Andreas, wie gefiel es dir denn bei Quique?
AC: Es war sehr inspirierend. Wenn man einen offenen Geist mitbringt und Lust auf eine neue Erfahrung und eine neue Kultur hat, dann kann man eigentlich aus jedem Restaurant das man besucht etwas mitnehmen. Quique zum Beispiel ist ein Avantgarde-Koch, dennoch ist er sehr verbunden mit den lokalen Produkten wie den berühmten Roten Gambas und den Traditionen aus der Gegend wie den Oktopussen, die auf den Dächern in der Sonne trocknen. Solche Sachen zu sehen und zu essen ist einfach fantastisch. Naturgemäss mögen die Leute die am Meer leben ganz andere Sachen, haben andere Gaumenvorlieben als wir. Da lassen sich für uns „Bergler“ neue, unbekannte Geschmackswelten entdecken. Das kann manchmal durchaus eine Herausforderung sein, doch neue Sachen zu entdecken und kennenzulernen macht auch einfach unheimlich viel Spass.
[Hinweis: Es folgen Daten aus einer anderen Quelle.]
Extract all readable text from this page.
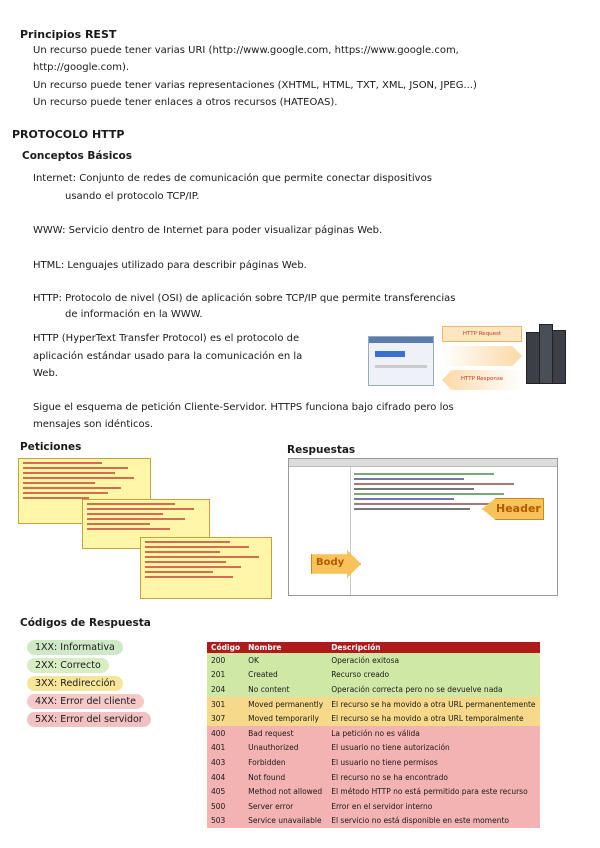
Principios REST
Un recurso puede tener varias URI (http://www.google.com, https://www.google.com,
http://google.com).
Un recurso puede tener varias representaciones (XHTML, HTML, TXT, XML, JSON, JPEG...)
Un recurso puede tener enlaces a otros recursos (HATEOAS).
PROTOCOLO HTTP
Conceptos Básicos
Internet: Conjunto de redes de comunicación que permite conectar dispositivos
usando el protocolo TCP/IP.
WWW: Servicio dentro de Internet para poder visualizar páginas Web.
HTML: Lenguajes utilizado para describir páginas Web.
HTTP: Protocolo de nivel (OSI) de aplicación sobre TCP/IP que permite transferencias
de información en la WWW.
HTTP (HyperText Transfer Protocol) es el protocolo de
aplicación estándar usado para la comunicación en la
Web.
HTTP Request
HTTP Response
Sigue el esquema de petición Cliente-Servidor. HTTPS funciona bajo cifrado pero los
mensajes son idénticos.
Peticiones	Respuestas
Header
Body
Códigos de Respuesta
1XX: Informativa
2XX: Correcto
3XX: Redirección
4XX: Error del cliente
5XX: Error del servidor
Código	Nombre	Descripción
200	OK	Operación exitosa
201	Created	Recurso creado
204	No content	Operación correcta pero no se devuelve nada
301	Moved permanently	El recurso se ha movido a otra URL permanentemente
307	Moved temporarily	El recurso se ha movido a otra URL temporalmente
400	Bad request	La petición no es válida
401	Unauthorized	El usuario no tiene autorización
403	Forbidden	El usuario no tiene permisos
404	Not found	El recurso no se ha encontrado
405	Method not allowed	El método HTTP no está permitido para este recurso
500	Server error	Error en el servidor interno
503	Service unavailable	El servicio no está disponible en este momento
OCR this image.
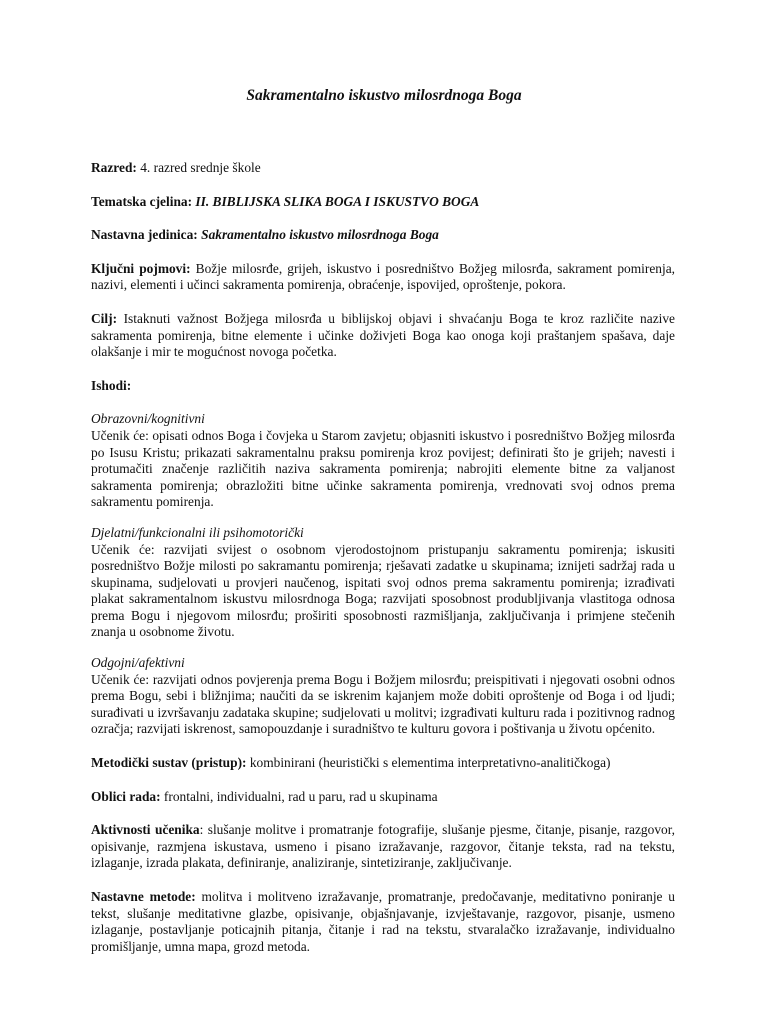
Sakramentalno iskustvo milosrdnoga Boga

Razred: 4. razred srednje škole

Tematska cjelina: II. BIBLIJSKA SLIKA BOGA I ISKUSTVO BOGA

Nastavna jedinica: Sakramentalno iskustvo milosrdnoga Boga

Ključni pojmovi: Božje milosrđe, grijeh, iskustvo i posredništvo Božjeg milosrđa, sakrament pomirenja, nazivi, elementi i učinci sakramenta pomirenja, obraćenje, ispovijed, oproštenje, pokora.

Cilj: Istaknuti važnost Božjega milosrđa u biblijskoj objavi i shvaćanju Boga te kroz različite nazive sakramenta pomirenja, bitne elemente i učinke doživjeti Boga kao onoga koji praštanjem spašava, daje olakšanje i mir te mogućnost novoga početka.

Ishodi:

Obrazovni/kognitivni

Učenik će: opisati odnos Boga i čovjeka u Starom zavjetu; objasniti iskustvo i posredništvo Božjeg milosrđa po Isusu Kristu; prikazati sakramentalnu praksu pomirenja kroz povijest; definirati što je grijeh; navesti i protumačiti značenje različitih naziva sakramenta pomirenja; nabrojiti elemente bitne za valjanost sakramenta pomirenja; obrazložiti bitne učinke sakramenta pomirenja, vrednovati svoj odnos prema sakramentu pomirenja.

Djelatni/funkcionalni ili psihomotorički

Učenik će: razvijati svijest o osobnom vjerodostojnom pristupanju sakramentu pomirenja; iskusiti posredništvo Božje milosti po sakramantu pomirenja; rješavati zadatke u skupinama; iznijeti sadržaj rada u skupinama, sudjelovati u provjeri naučenog, ispitati svoj odnos prema sakramentu pomirenja; izrađivati plakat sakramentalnom iskustvu milosrdnoga Boga; razvijati sposobnost produbljivanja vlastitoga odnosa prema Bogu i njegovom milosrđu; proširiti sposobnosti razmišljanja, zaključivanja i primjene stečenih znanja u osobnome životu.

Odgojni/afektivni

Učenik će: razvijati odnos povjerenja prema Bogu i Božjem milosrđu; preispitivati i njegovati osobni odnos prema Bogu, sebi i bližnjima; naučiti da se iskrenim kajanjem može dobiti oproštenje od Boga i od ljudi; surađivati u izvršavanju zadataka skupine; sudjelovati u molitvi; izgrađivati kulturu rada i pozitivnog radnog ozračja; razvijati iskrenost, samopouzdanje i suradništvo te kulturu govora i poštivanja u životu općenito.

Metodički sustav (pristup): kombinirani (heuristički s elementima interpretativno-analitičkoga)

Oblici rada: frontalni, individualni, rad u paru, rad u skupinama

Aktivnosti učenika: slušanje molitve i promatranje fotografije, slušanje pjesme, čitanje, pisanje, razgovor, opisivanje, razmjena iskustava, usmeno i pisano izražavanje, razgovor, čitanje teksta, rad na tekstu, izlaganje, izrada plakata, definiranje, analiziranje, sintetiziranje, zaključivanje.

Nastavne metode: molitva i molitveno izražavanje, promatranje, predočavanje, meditativno poniranje u tekst, slušanje meditativne glazbe, opisivanje, objašnjavanje, izvještavanje, razgovor, pisanje, usmeno izlaganje, postavljanje poticajnih pitanja, čitanje i rad na tekstu, stvaralačko izražavanje, individualno promišljanje, umna mapa, grozd metoda.
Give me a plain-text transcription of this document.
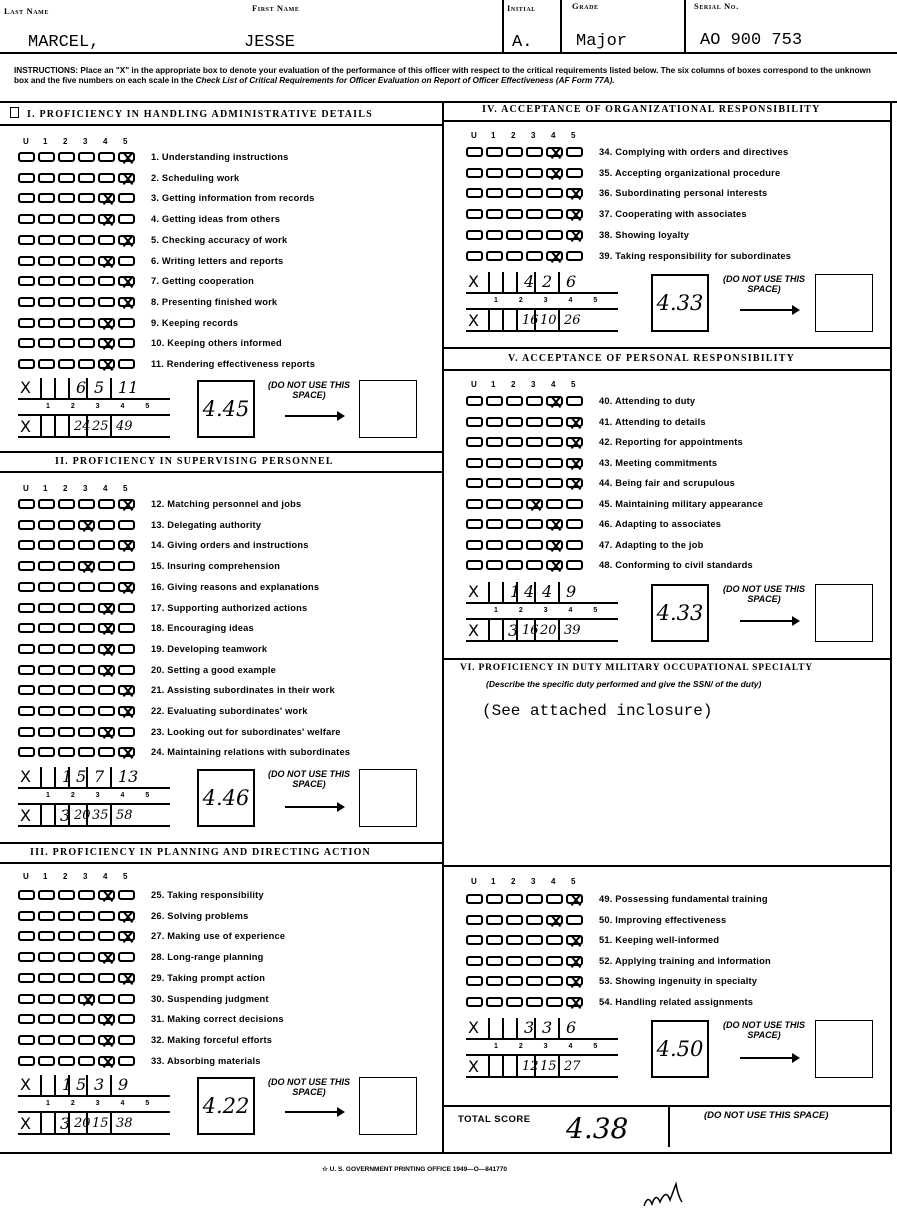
Last Name
MARCEL,
First Name
JESSE
Initial
A.
Grade
Major
Serial No.
AO 900 753
INSTRUCTIONS: Place an "X" in the appropriate box to denote your evaluation of the performance of this officer with respect to the critical requirements listed below. The six columns of boxes correspond to the unknown box and the five numbers on each scale in the Check List of Critical Requirements for Officer Evaluation on Report of Officer Effectiveness (AF Form 77A).
I. PROFICIENCY IN HANDLING ADMINISTRATIVE DETAILS
U 1 2 3 4 5
1. Understanding instructions
2. Scheduling work
3. Getting information from records
4. Getting ideas from others
5. Checking accuracy of work
6. Writing letters and reports
7. Getting cooperation
8. Presenting finished work
9. Keeping records
10. Keeping others informed
11. Rendering effectiveness reports
X	6 5 11
X	24 25 49
1 2 3 4 5 4.45
(DO NOT USE THIS SPACE)
II. PROFICIENCY IN SUPERVISING PERSONNEL
U 1 2 3 4 5
12. Matching personnel and jobs
13. Delegating authority
14. Giving orders and instructions
15. Insuring comprehension
16. Giving reasons and explanations
17. Supporting authorized actions
18. Encouraging ideas
19. Developing teamwork
20. Setting a good example
21. Assisting subordinates in their work
22. Evaluating subordinates' work
23. Looking out for subordinates' welfare
24. Maintaining relations with subordinates
X 1 5 7 13
X 3 20 35 58
1 2 3 4 5 4.46
(DO NOT USE THIS SPACE)
III. PROFICIENCY IN PLANNING AND DIRECTING ACTION
U 1 2 3 4 5
25. Taking responsibility
26. Solving problems
27. Making use of experience
28. Long-range planning
29. Taking prompt action
30. Suspending judgment
31. Making correct decisions
32. Making forceful efforts
33. Absorbing materials
X 1 5 3 9
X 3 20 15 38
1 2 3 4 5 4.22
(DO NOT USE THIS SPACE)
IV. ACCEPTANCE OF ORGANIZATIONAL RESPONSIBILITY
U 1 2 3 4 5
34. Complying with orders and directives
35. Accepting organizational procedure
36. Subordinating personal interests
37. Cooperating with associates
38. Showing loyalty
39. Taking responsibility for subordinates
X	4 2 6
X	16 10 26
1 2 3 4 5 4.33
(DO NOT USE THIS SPACE)
V. ACCEPTANCE OF PERSONAL RESPONSIBILITY
U 1 2 3 4 5
40. Attending to duty
41. Attending to details
42. Reporting for appointments
43. Meeting commitments
44. Being fair and scrupulous
45. Maintaining military appearance
46. Adapting to associates
47. Adapting to the job
48. Conforming to civil standards
X 1 4 4 9
X 3 16 20 39
1 2 3 4 5 4.33
(DO NOT USE THIS SPACE)
VI. PROFICIENCY IN DUTY MILITARY OCCUPATIONAL SPECIALTY
(Describe the specific duty performed and give the SSN/ of the duty)
(See attached inclosure)
U 1 2 3 4 5
49. Possessing fundamental training
50. Improving effectiveness
51. Keeping well-informed
52. Applying training and information
53. Showing ingenuity in specialty
54. Handling related assignments
X	3 3 6
X	12 15 27
1 2 3 4 5 4.50
(DO NOT USE THIS SPACE)
TOTAL SCORE 4.38	(DO NOT USE THIS SPACE)
☆ U. S. GOVERNMENT PRINTING OFFICE 1949—O—841770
Absolut. Heute werdet ihr zum ersten Mal gemeinsam kochen, richtig?
QD: Ja, das stimmt. Aber dafür in einem Monat bereits zum zweiten Mal.
AC: Richtig!

An welchem Event?
AC: Am OAD Europe Weekend (Opinionated About Dining - Anm d. R.) in Paris. Ich glaube das Motiv ist „Rezepte deiner Grossmutter“.
QD: Genau. Ein schönes Thema.
AC: Um zu deiner Ursprungsfrage zurückkommen; Für uns ist es das erste Mal überhaupt, dass wir hier auf Schloss Schauenstein einen Gastkoch empfangen um gemeinsam zu kochen. Ich habe nie zuvor ein 4 Hands Dinner hier gemacht. Heute handelt es sich also um eine Premiere. Und ich dachte am Morgen noch: „Mann, wir werden nicht genügend passendes Geschirr haben“. Normalerweise, wenn man ein Menü alleine plant, hat man eine genaue Vorstellung davon, wieviel man von allem braucht. Aber heute wird es nur schon mengenmässig eine Herausforderung werden. Es ist also ein ganz spezieller Anlass für uns wie du siehst. Aber auch für unsere Gäste, die heute etwas einmaliges hier im Schloss erleben und eine neue Erfahrung machen können. Ich bin sicher, viele von ihnen sind genauso aufgeregt wie wir selbst.
QD: Auch für mich und mein Team ist es aufregend und gleichzeitig eine Herausforderung sich ausserhalb der Komfortzone der eigenen Küche zu bewegen. Wenn man die Küche eine Komfortzone nennen kann (lacht). Im Vorfeld eines solchen Events stellen wir uns natürlich viele Fragen, die wir uns zu Hause nicht mehr stellen müssen. Dort läuft der Motor von alleine, wenn man so will. Bei Events wie diesem ist es uns am wichtigsten, dass die Gäste eine ebenso authentische wie hochstehende Erfahrung machen, wie wenn sie zu uns nach Dénia kommen würden. Sie sollen unsere Passion spüren. Wir sind einfach verrückt, passioniert aber auch romantisch, was unsere Arbeit betrifft. Anders geht es gar nicht. Sonst wäre ich Eisverkäufer am Strand und Andreas wäre Skilehrer in den Bergen (alle lachen). Diese irrsinnige Leidenschaft wollen wir auf den Gast übertragen.
AC: Was man nicht vergessen darf, auch für das Team ist es toll, solche Erfahrungen machen zu können. Grossartige Momente teilen zu dürfen. Alle arbeiten so unglaublich hart, das ist auch eine Art Dankeschön. Und auch sie können natürlich Neues entdecken und wir können gemeinsam immer weiter lernen. Es herrscht trotz der vielen Arbeit eine unglaublich positive Energie auf diesen Reisen. Auch das macht Events wie diesen so speziell.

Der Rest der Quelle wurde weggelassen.